Their thin armour is designed to withstand small arms fire, not roadside bombs and large mines.
Last week, SAS Commander Major Sebastian Morley was said to have condemned the continued use of the vehicles when he resigned from the armed forces.
But Sir Jock said: "If you speak to people on the ground, the overwhelming view is that the kit they have in theatre is good."
"I worry all the time about all of our equipment and all our vehicles and I worry particularly about Snatch and where it is being used.
"But I keep a very close eye on this and I speak to commanders all the time and they tell me unequivocally that they need a vehicle that has the size and manoeuvrability of Snatch in order to be able to conduct their mission."
Last month Defence Secretary John Hutton announced British troops in Afghanistan stand to benefit from a £700m scheme paying for 700 new and upgraded vehicles which will offer them better protection than they have now.
However many of these are not due to reach the frontline until 2010.

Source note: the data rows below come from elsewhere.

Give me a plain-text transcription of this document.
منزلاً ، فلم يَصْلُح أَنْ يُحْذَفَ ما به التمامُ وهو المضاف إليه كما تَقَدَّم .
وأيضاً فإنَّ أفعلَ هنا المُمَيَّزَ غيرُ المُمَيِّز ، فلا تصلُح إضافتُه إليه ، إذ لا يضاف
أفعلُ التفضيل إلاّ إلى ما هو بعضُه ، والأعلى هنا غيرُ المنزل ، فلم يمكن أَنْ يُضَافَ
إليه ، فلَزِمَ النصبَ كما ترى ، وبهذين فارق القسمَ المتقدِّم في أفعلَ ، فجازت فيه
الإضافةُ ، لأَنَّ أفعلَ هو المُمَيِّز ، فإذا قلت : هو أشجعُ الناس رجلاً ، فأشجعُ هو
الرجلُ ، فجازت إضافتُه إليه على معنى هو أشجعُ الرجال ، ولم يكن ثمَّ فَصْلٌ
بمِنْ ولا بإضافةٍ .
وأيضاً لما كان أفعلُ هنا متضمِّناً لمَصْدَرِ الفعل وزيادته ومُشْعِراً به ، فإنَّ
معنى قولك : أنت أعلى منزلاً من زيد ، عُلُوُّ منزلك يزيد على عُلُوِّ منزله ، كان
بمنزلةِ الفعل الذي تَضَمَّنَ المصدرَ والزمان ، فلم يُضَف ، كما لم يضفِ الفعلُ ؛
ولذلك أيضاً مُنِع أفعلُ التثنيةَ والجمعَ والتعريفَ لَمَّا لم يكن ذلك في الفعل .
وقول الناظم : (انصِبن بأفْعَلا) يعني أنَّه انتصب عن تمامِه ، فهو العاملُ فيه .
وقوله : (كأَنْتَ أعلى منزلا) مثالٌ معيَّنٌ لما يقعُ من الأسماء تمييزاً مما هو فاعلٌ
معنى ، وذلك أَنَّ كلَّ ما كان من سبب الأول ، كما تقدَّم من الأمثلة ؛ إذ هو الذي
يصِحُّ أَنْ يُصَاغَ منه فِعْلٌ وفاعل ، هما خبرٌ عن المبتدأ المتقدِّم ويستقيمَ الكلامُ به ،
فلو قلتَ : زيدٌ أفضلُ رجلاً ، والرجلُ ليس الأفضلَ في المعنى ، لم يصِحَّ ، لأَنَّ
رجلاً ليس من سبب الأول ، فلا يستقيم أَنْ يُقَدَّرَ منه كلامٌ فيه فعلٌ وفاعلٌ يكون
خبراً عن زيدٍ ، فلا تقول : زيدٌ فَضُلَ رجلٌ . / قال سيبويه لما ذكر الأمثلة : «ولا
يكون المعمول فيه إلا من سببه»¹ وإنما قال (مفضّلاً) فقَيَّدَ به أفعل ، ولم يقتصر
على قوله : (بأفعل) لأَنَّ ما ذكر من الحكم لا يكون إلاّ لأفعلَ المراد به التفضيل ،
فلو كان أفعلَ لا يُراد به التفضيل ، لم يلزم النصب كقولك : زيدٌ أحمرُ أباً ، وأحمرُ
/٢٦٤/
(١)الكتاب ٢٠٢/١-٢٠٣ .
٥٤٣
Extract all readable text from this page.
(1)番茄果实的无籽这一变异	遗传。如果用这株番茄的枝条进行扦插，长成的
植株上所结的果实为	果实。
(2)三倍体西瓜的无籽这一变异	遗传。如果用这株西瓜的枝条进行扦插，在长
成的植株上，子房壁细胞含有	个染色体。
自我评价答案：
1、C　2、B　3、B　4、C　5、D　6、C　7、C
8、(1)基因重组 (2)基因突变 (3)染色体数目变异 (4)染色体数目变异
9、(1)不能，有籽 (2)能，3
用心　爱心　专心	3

Sir Jock said: "We want a vehicle like that which is better protected than Snatch, and that is what we have been developing.
"We have vehicles in theatre now that have better protection than Snatch, but of course they are not all arriving at once.
"Our task is to make sure that they have vehicles of that size and manoeuvrability with as much protection as can practically be put on."
His comments came the same day that it emerged that British civil servants are only allowed to use armoured Toyota Land Cruisers in war zones.
Sir Jock defended the practice and said: "The rules for civilians in these operational theatres are different from those for military, and that is obviously right.
The military are there to do things that are more dangerous than we would expect civilians to do."
But Des Feely, the father of Corporal Sarah Bryant who died in a Snatch in Afghanistan in June, told the Sunday Mirror the decision was "absolutely outrageous".
He described the vehicle his daughter was travelling in as nothing more than a "tent on wheels".